Les pays d’Europe de l’Est vent debout contre une réforme des « travailleurs détachés »
Les pays d’Europe de l’Est vent debout contre une réforme des « travailleurs détachés »
LE MONDE ECONOMIE
Dans une lettre à Jean-Claude Juncker, le premier ministre populiste hongrois Viktor Orban demande l’abandon de la réforme prévue par Bruxelles.
Viktor Orban, le premier ministre hongrois, et Jean-Claude Juncker, le président de la Commission, lors du sommet de l’Union européenne de Riga (Lettonie), le 22 mai 2015. | Mindaugas Kulbis / AP
Les gouvernements des pays d’Europe de l’Est ne semblent pas prêts à baisser la garde. Pas question d’accepter un durcissement de la législation européenne sur les « travailleurs détachés », un texte qui permet à leurs citoyens, depuis le milieu des années 1990, d’aller trouver facilement un emploi à l’Ouest. C’est ce qu’a clairement fait comprendre le premier ministre hongrois, Viktor Orban, au président de la Commission, Jean-Claude Juncker, dans une lettre datée du 24 août dont Le Monde a eu connaissance.
Le leader conservateur, connu pour ses dérives populistes et autoritaires, dit sa « déception » à la suite de la décision prise par l’institution, mi-juillet, de maintenir sa proposition d’amender la directive de 1996 sur les travailleurs détachés. Et ce malgré le fait que les parlements nationaux de 11 pays européens, « représentant plus de 100 millions de citoyens », souligne M. Orban, s’y soient opposés.
Pourtant coutumier des charges anti-Bruxelles, M. Orban se permet même une leçon d’Europe, rappelant à M. Juncker que :
« La liberté d’entreprendre est liée à la liberté de circulation des personnes et qu’elle constitue un des fondements de l’intégration européenne ».
Il conclut en réclamant l’abandon de la réforme.
La France, l’Allemagne et la Belgique font pression
Au printemps, les parlements bulgares, hongrois, croates, tchèques, estonien, roumain, lituanien, letton, slovaque et danois avaient émis des « cartons jaunes » afin de contester la démarche bruxelloise. La Commission est passée outre, déterminée à réécrire un texte accusé d’avoir encouragé le dumping social dans l’Union. Il permet que les travailleurs détachés soient payés selon le salaire local, mais que les cotisations sociales appliquées restent celles de leur pays d’origine. Bruxelles veut qu’à l’avenir ils bénéficient des mêmes conditions de rémunération que leurs collègues du pays d’accueil travaillant dans la même entreprise.
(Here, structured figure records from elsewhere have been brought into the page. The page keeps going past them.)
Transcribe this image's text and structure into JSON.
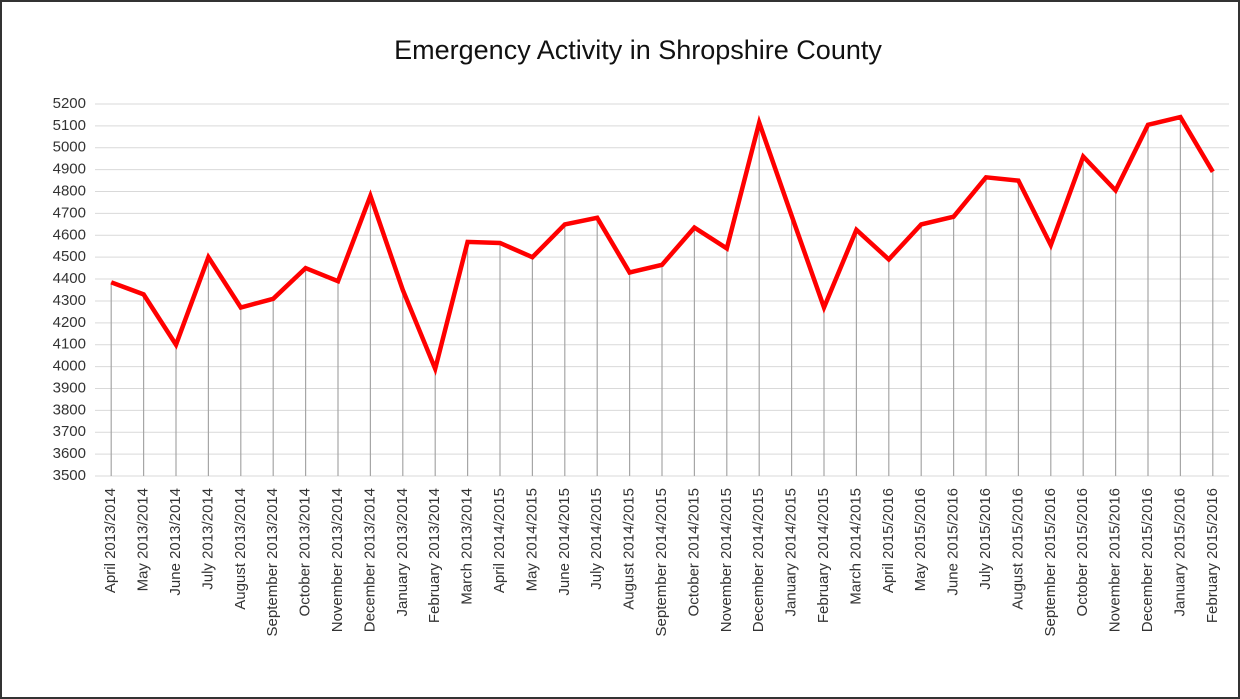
{
  "chart_data": {
    "type": "line",
    "title": "Emergency Activity in Shropshire County",
    "categories": [
      "April 2013/2014",
      "May 2013/2014",
      "June 2013/2014",
      "July 2013/2014",
      "August 2013/2014",
      "September 2013/2014",
      "October 2013/2014",
      "November 2013/2014",
      "December 2013/2014",
      "January 2013/2014",
      "February 2013/2014",
      "March 2013/2014",
      "April 2014/2015",
      "May 2014/2015",
      "June 2014/2015",
      "July 2014/2015",
      "August 2014/2015",
      "September 2014/2015",
      "October 2014/2015",
      "November 2014/2015",
      "December 2014/2015",
      "January 2014/2015",
      "February 2014/2015",
      "March 2014/2015",
      "April 2015/2016",
      "May 2015/2016",
      "June 2015/2016",
      "July 2015/2016",
      "August 2015/2016",
      "September 2015/2016",
      "October 2015/2016",
      "November 2015/2016",
      "December 2015/2016",
      "January 2015/2016",
      "February 2015/2016"
    ],
    "series": [
      {
        "color": "#ff0000",
        "values": [
          4385,
          4330,
          4100,
          4500,
          4270,
          4310,
          4450,
          4390,
          4780,
          4350,
          3990,
          4570,
          4565,
          4500,
          4650,
          4680,
          4430,
          4465,
          4635,
          4540,
          5115,
          4690,
          4270,
          4625,
          4490,
          4650,
          4685,
          4865,
          4850,
          4555,
          4960,
          4805,
          5105,
          5140,
          4890
        ]
      }
    ],
    "ylim": [
      3500,
      5200
    ],
    "yticks": [
      3500,
      3600,
      3700,
      3800,
      3900,
      4000,
      4100,
      4200,
      4300,
      4400,
      4500,
      4600,
      4700,
      4800,
      4900,
      5000,
      5100,
      5200
    ],
    "grid": true,
    "drop_lines": true
  }
}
Trois pays exercent une pression maximale pour que la directive change : la France, l’Allemagne et la Belgique. Ces dernières années, le nombre de travailleurs venus des pays de l’Est y a considérablement augmenté. Ils sont des centaines de milliers, employés dans les exploitations agricoles, les abattoirs ou sur les chantiers. L’Allemagne en a comptabilisé plus de 400 000 en 2014, la France près de 200 000.
En France, même la gauche adopte une position dure sur le sujet. « Ça ne peut plus durer », avait dénoncé Manuel Valls début juillet.
Et quelques jours plus tard, Jean-Luc Mélenchon avait déclaré :
« L’Europe qui a été construite, c’est une Europe de la violence sociale, comme nous le voyons dans chaque pays chaque fois qu’arrive un travailleur détaché, qui vole son pain aux travailleurs qui se trouvent sur place. »
Un enjeu du Brexit
Le courrier de M. Orban augure de belles batailles, quand la directive amendée parviendra pour approbation au Conseil et au Parlement européens. Le sujet sera aussi au cœur des négociations à venir entre l’Union et le Royaume-Uni pour acter le Brexit, la liberté de circulation ayant été une des grandes motivations du vote du « Leave ».
Il n’est pas impossible que Londres trouve à cette occasion des alliés inattendus (Paris ? Berlin ?) : les Britanniques voudraient pouvoir limiter l’afflux des travailleurs européens dans leur pays tout en conservant leur accès sans restriction au marché commun, ce qui est a priori incompatible. Pourtant, en février, les Européens avaient accepté d’autoriser l’ex-premier ministre Cameron à rogner sur les droits des citoyens non britanniques dans son pays, s’il parvenait à convaincre ses concitoyens de voter « Remain ». Non sans arrière-pensées : certains espéraient bien, eux aussi, un jour profiter de ce premier accro à la liberté de circulation.